Alors que l'observatoire européen Copernicus estimait début novembre «avec une quasi-certitude» que les températures moyennes sur la planète dépasseraient cette année le record annuel établi en 2016, l'AIE a établi que les tonnes de charbon consommées dans le monde cette année dépasseraient le record précédent datant de 2022.
La combustion du charbon pour produire de l'énergie ou dans l'industrie émet dans l'atmosphère une large part du CO2 responsable du réchauffement de la planète.
C'est en Asie que l'appétit de charbon est le plus important: selon l'AIE, cette année, la consommation en Chine aura fait un bond de 220 millions de tonnes (+4,9%) par rapport à 2022, celle de l'Inde aura progressé de 98 millions de tonnes (+8%), et celle de l'Indonésie de 23 millions de tonnes supplémentaires (+11%).
Inconnue russe
En revanche, la consommation s'est fortement ralentie en Europe (baisse de 107 millions de tonnes, -23%), et aux Etats-Unis (baisse de 95 millions de tonnes, -21%), en raison essentiellement de la mutation des centrales électriques qui abandonnent progressivement le charbon pour sauver le climat, et de la faiblesse de l'activité industrielle.
L'AIE avoue sa difficulté à émettre des prévisions pour la Russie, quatrième consommateur mondial de charbon, en raison de la guerre en Ukraine.

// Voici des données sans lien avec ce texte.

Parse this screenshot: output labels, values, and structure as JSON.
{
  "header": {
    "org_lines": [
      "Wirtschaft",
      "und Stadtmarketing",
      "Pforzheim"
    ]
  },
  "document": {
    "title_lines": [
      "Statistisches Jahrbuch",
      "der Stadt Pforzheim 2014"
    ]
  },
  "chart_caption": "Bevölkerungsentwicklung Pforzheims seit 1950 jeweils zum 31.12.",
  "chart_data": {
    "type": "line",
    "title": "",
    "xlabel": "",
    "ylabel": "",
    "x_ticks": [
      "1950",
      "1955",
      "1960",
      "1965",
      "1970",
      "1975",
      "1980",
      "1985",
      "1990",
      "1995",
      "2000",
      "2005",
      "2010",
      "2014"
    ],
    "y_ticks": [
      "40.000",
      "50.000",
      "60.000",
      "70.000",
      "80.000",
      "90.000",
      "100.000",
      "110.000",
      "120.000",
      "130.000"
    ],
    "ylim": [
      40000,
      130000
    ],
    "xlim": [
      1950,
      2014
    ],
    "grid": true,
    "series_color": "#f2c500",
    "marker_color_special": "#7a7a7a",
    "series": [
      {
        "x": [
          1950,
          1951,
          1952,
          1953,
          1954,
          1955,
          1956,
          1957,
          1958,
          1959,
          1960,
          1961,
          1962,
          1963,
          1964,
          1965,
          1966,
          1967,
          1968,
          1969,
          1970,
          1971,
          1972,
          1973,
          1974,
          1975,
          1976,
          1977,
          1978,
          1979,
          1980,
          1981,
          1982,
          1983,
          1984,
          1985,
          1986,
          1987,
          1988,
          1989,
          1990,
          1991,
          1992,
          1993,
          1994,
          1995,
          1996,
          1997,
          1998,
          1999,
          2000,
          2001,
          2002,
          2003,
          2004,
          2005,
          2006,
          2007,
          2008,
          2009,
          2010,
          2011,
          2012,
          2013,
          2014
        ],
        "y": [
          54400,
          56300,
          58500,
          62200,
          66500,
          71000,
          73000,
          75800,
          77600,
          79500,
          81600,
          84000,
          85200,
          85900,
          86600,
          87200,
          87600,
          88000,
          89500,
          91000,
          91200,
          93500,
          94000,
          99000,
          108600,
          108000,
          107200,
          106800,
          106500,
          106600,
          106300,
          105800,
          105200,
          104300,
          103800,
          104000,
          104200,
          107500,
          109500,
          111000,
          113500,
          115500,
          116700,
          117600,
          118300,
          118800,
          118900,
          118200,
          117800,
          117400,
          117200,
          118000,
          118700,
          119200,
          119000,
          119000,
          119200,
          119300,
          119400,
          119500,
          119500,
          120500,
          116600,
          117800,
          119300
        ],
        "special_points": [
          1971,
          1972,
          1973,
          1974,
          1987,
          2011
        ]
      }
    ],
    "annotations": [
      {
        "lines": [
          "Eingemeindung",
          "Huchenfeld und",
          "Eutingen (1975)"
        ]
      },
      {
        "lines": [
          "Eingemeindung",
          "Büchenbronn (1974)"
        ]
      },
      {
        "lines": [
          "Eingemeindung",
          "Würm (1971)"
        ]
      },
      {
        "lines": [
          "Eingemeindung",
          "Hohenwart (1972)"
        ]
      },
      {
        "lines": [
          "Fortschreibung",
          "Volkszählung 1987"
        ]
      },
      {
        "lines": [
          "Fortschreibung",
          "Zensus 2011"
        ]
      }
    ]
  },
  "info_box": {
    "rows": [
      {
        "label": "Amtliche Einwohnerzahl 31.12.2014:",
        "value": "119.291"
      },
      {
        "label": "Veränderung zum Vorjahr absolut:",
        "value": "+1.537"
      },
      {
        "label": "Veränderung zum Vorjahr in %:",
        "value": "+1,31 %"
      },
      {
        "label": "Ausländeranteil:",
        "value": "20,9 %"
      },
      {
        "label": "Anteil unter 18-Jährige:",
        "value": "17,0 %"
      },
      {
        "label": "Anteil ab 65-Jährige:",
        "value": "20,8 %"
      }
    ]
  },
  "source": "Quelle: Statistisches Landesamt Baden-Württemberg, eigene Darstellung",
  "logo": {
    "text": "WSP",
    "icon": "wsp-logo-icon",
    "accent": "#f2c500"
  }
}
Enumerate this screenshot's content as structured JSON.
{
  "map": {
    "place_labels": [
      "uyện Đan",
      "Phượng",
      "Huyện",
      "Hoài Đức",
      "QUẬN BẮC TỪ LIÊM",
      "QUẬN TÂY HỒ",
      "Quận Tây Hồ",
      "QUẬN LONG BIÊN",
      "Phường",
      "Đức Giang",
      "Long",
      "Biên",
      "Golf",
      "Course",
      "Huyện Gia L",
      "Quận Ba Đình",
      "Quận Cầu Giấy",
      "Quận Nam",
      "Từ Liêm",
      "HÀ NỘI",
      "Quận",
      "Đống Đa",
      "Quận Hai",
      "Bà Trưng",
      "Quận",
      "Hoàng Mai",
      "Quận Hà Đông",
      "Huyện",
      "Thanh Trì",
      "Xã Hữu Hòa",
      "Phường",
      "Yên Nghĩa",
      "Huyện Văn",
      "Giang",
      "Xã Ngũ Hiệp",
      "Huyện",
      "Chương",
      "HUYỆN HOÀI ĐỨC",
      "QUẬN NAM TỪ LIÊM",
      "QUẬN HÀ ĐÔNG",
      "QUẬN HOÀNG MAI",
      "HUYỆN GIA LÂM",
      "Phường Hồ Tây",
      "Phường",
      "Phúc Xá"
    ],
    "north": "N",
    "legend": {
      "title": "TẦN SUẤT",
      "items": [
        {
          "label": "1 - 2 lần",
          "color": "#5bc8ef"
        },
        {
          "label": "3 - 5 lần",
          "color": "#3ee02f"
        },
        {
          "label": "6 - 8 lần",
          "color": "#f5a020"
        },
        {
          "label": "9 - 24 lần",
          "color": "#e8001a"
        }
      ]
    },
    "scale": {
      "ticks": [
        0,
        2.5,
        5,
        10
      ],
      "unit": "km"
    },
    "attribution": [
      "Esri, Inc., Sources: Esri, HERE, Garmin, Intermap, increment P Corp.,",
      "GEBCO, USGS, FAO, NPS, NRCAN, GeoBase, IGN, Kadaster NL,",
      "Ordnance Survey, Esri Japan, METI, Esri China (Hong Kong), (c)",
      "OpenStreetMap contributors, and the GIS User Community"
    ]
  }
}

Les prévisions pour l'Ukraine sont aussi «incertaines», indique l'Agence.
«A partir de 2024», la consommation mondiale devrait engager une tendance à la décrue, estime toutefois l'AIE dans ses prévisions publiées au surlendemain de la clôture de la 28e réunion internationale de l'ONU sur le climat à Dubaï, qui a demandé un abandon progressif des énergies fossiles dont le charbon fait partie, pour lutter contre le réchauffement.
«Pic» du charbon en 2023
L'AIE compte notamment sur une augmentation très importante des énergies renouvelables (éoliennes, solaire) sur la planète pour «pousser la consommation mondiale de charbon sur une trajectoire descendante». La consommation de «charbon devrait atteindre son pic en 2023» estime l'Agence.
Au delà de l'utilisation du charbon pour alimenter des centrales électriques, la consommation ne devrait pas faiblir dans ses utilisations industrielles comme les cimenteries.
Paradoxe, dans le cas de l'Indonésie, c'est l'extraction et le raffinage du nickel, en plein boom pour alimenter les marchés des batteries automobiles de la transition énergétique, qui favorise la consommation de charbon dans les procédés miniers.
La Chine reste néanmoins de loin le plus gros joueur sur l'échiquier du charbon, avec plus de la moitié de la consommation mondiale (54%) à elle toute seule.
«Plus de 60%» du charbon utilisé en Chine sert à produire de l'électricité, et le pays continue à construire des centrales à charbon (52 GW de nouveaux projets ont été approuvés en 2023).
Mais l'AIE s'attend à un tournant en 2023 si le pays ne subit pas trop de vagues de froid (ou de chaud) qui influencent l'utilisation des centrales.
Moteur indien
Selon l'agence la consommation chinoise de charbon pour la production d'électricité devrait baisser de 175 millions de tonnes sur la période 2024-26, à 2,8 milliards de tonnes.
Du coup, c'est l'Inde qui va devenir «moteur» pour la pression à la hausse sur la demande mondiale de charbon jusqu'en 2026, souligne l'Agence.
Dans l'Union Européenne, la multiplication des énergies renouvelables favorise le recul du charbon. En Allemagne, les centrales à lignite et celles au charbon devraient fortement réduire d'ici 2025, au fur et à mesure du déploiement des centrales solaires ou éoliennes qui n'émettent quasiment pas de CO2.